Just one of those things.

 

So we do it. And may I inform you that Todd Tucker is to foreplay what Chippendale is to the mahogany claw-and-ball foot. He proceeds systematically. He takes off my clothes. Shirt. Jeans. Utilitarian underpants. Each item he folds into a tidy isosceles triangle like the American flag given to the widows of veterans. He’s a veteran. A veteran of sexual combat, a soldier on the Masters and Johnson front line. He removes my necklace. Detaches the hoops from my ears. Slides off my bracelet. Unbuckles my watch. “Friction,” he explains. He lowers a strap.

If he’s not just-one-of-those-things spontaneous, he’s done his homework. Could there be a better practitioner of premeditated seduction? His scripted moves are so precise he can throw away the script. Ah, the choreography.
Fly me to the moon,
he hums while his hands fly all over my body, alighting here, then there. “This?” he asks. “Or that?” he invites, like an ophthalmologist trying to test the best lens to correct your stigmatism. “Like this? Or do you prefer that?”

Let me count the ways.

And you know what? Though my body pings like a Stradivarius in a virtuoso’s hands, though my body is having one hell of a time, my brain seems focused somewhere else. On corn shellers and Imari vases and piecework tablecloths. On grocery lists and to-do lists and to-read lists. I turn my head toward the night table. The Old Man of the Mountain calendar is taking on the profile of Ned.

 

Later. A lot later, we empty the bottle of wine and spoon postcoitally on our trampled aftermath-of-a-war bed. He whispers in my ear. “So tell me,” he says, punctuated by the darting in and out of a tongue.

“Tell you what?”

He sucks on my earlobe. “What happened afterward? With your chamber pot? I sense some tragedy there. Something very dark.”

“Nothing.”

His tongue moves down to my breast.

“Nothing.”

And keeps moving.

I blame the wine again. I blame a body missing a man’s—any man’s—touch. I blame the thumbscrews of pillow talk.

He slides between my thighs.

I name names. My mother. Henrietta. Lavinia. Ned. I hate myself.

He turns me over. “Did you love him?” he asks.

But my head has detached from my body. I don’t answer him. I
can’t
answer him. “This!” I groan. “That!” I demand.

 

After, he gets out of bed, stumbles around in the dark.

“What are you looking for?” I ask.

“My shirt. Oh, here it is.” He tiptoes into the bathroom. He shuts the door. I hear the lock click. I hear the toilet seat slam down.

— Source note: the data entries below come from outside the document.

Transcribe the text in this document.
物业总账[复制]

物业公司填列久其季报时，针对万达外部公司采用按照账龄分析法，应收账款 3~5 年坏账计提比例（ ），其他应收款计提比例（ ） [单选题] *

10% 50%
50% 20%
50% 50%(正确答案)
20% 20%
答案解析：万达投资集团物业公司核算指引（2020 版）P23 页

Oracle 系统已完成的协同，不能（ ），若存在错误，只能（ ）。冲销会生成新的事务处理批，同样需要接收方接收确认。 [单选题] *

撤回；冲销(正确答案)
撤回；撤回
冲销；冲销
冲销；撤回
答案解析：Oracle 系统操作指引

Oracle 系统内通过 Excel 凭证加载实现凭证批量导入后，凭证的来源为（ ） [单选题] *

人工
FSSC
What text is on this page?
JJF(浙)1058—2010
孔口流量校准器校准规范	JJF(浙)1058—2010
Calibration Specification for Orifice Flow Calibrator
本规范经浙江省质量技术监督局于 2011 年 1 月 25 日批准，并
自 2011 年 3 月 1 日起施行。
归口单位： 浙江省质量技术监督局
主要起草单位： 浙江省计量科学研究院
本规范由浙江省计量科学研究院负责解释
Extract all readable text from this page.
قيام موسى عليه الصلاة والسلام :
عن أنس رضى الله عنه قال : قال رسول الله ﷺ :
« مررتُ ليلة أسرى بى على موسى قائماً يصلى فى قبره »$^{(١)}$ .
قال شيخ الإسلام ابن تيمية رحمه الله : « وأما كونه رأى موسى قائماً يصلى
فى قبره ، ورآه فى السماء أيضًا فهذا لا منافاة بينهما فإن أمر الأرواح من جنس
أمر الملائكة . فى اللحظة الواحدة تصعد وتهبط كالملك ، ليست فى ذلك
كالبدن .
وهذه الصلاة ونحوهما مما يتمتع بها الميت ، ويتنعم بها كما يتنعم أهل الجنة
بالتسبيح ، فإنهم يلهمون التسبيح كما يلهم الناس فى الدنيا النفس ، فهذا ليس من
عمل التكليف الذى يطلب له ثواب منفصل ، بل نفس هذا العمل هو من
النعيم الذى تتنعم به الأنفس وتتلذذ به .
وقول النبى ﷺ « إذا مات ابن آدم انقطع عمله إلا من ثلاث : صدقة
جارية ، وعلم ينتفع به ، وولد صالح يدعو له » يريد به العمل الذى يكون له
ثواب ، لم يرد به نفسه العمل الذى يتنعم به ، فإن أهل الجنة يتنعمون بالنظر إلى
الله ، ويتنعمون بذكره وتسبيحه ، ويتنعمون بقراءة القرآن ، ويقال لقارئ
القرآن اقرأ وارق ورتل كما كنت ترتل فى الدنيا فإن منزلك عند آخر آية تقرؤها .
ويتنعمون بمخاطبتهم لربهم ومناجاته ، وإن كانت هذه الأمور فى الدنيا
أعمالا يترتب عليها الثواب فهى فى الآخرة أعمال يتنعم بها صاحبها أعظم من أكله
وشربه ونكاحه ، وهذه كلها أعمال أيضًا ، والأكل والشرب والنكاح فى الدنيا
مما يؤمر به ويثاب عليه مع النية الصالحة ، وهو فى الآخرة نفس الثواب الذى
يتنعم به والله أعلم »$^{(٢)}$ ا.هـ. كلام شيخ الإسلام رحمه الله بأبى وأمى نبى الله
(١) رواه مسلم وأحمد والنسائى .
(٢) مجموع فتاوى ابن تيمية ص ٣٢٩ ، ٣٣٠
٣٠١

He’s in there for a long time. I listen for the splash of the shower. The filling of the bath. Silence. Why does he need his shirt? I wonder. I picture the reporter’s notebook tucked into his breast pocket. His leaky pen. The black blob that marks his heart. Is he in there taking notes?

I pull up the covers. I slide my hip away from the wet spots on the sheet under me. Big deal, I tell myself. So what? We had sex. It’s amazing how body parts can carry on even if hearts don’t beat as one. Is it such a big deal that for a woman, this woman anyway, sex doesn’t scale mountains without an element of love? It still feels good. Why should I start entertaining thoughts of guilt?

When he comes back, he licks the nape of my neck. “One last question,” he says.

“No more. Let’s get some sleep.”

“What’s the title of Ned’s novel?”

“Over my dead body.”

“I’m a reporter. I can find anything out.”

“I made your work too easy. I’ve already told you quite enough.”